Science
In reply to the discussion: Quantum Biology and the Puzzle of Coherence [View all]Joseph8th
(228 posts)... interesting synopsis that doesn't advance any position that I can discern, as it is full of contradictory positions. I'm aware of these debates, but again assert that they are completely secondary and only interesting from a philosophy of science POV. Naturally, they're quite interesting to mathematicians, who regularly deal with both the unimaginable and the physically impossible. (Just try visualizing an N-dimensional sphere.) But physicists are constrained by additional considerations that are uninteresting to most mathematicians. Things like the boring ole laws of physics. I mean, really.
I have no desire to whip out some maths so astronauts can poo in space. Often, we don't even understand each other's notation on the same exact subject (just look in Lie groups by math ppl vs. physicists). And, of course, there is a famous historical animosity between pure and applied math, even within the single department.
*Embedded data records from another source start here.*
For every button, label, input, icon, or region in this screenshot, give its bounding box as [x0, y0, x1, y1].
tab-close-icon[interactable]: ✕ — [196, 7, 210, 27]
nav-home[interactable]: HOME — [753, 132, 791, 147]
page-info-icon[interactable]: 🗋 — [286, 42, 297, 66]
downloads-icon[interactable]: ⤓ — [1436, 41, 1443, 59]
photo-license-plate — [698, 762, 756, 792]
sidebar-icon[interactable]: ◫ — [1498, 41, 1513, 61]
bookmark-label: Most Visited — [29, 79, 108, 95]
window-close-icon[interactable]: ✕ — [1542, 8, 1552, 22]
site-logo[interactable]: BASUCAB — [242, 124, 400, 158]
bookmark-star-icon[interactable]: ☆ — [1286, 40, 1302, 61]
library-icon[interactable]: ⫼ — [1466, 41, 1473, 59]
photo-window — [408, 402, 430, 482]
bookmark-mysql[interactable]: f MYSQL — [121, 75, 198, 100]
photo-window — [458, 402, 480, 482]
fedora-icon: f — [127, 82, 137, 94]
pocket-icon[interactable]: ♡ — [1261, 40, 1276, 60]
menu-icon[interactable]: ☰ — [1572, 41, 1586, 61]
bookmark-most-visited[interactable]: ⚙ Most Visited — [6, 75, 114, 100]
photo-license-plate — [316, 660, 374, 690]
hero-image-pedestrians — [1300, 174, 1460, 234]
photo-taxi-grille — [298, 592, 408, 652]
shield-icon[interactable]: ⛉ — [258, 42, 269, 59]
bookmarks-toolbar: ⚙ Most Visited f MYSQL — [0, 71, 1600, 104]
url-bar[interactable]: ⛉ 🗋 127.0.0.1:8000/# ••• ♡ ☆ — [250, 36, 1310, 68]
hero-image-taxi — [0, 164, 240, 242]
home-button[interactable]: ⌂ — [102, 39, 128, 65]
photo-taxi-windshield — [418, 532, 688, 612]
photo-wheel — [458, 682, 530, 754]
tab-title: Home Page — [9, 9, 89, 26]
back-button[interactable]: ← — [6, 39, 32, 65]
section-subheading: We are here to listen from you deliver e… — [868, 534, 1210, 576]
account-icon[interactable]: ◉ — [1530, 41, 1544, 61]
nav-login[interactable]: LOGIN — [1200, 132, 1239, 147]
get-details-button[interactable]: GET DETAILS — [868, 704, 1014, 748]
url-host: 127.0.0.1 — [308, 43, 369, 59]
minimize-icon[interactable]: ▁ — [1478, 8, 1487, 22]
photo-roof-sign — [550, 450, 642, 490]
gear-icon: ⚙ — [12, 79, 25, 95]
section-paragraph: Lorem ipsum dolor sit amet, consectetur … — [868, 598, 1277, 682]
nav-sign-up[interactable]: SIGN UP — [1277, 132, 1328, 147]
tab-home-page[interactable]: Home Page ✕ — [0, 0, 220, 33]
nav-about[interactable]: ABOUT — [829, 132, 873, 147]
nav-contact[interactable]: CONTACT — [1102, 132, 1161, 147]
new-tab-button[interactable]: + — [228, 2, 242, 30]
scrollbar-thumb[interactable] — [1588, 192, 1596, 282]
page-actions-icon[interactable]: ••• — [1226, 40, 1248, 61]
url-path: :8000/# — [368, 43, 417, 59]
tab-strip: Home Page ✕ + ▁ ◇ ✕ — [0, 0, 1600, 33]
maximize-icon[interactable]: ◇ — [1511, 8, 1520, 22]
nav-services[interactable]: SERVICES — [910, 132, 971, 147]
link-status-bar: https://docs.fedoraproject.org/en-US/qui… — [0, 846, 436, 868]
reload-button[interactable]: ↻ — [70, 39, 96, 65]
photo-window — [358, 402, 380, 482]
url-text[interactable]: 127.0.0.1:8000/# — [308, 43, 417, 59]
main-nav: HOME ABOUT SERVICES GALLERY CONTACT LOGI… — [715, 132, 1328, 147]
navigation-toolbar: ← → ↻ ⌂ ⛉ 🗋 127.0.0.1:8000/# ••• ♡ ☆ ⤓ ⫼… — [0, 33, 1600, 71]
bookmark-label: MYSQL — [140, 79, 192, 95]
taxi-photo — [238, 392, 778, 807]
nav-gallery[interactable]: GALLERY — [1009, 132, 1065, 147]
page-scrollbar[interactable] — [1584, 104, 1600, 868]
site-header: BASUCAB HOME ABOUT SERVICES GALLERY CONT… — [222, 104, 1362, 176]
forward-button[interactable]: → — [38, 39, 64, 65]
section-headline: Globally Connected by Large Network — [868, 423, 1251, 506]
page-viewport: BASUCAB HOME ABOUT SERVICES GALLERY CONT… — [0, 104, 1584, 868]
For math, Godel's thm is great because it's job security. We'll always have interesting problems to work on.
But only a tiny percentage of those will be found to be useful in the sense that they somehow model behavior of observables. For instance, string-theory asserts that nature has a minimum size -- that means that if we want to apply that model, we can no longer assume (as we normally do in the analysis underlying almost all physics) the Archimedean Principle holds in nature. That's pretty big, and that's why string theory math is hairy. If you start shrinking down to Planck scale, you will just start getting bigger, again. That's completely unintuitive when we're used to assuming that we can always find another point between any two points. So here's an example of a really really fundamental mathematical principle that physicists assume all the time, but which physicists cavalierly tossed aside to even begin to reconcile QM and relativity at the Planck scale.
So insofar as Godel's says there's an infinite pools of math problems (of a certain sort), then yeah, there's plenty of maths for physicists to exploit. Doesn't mean any of it accurately models nature.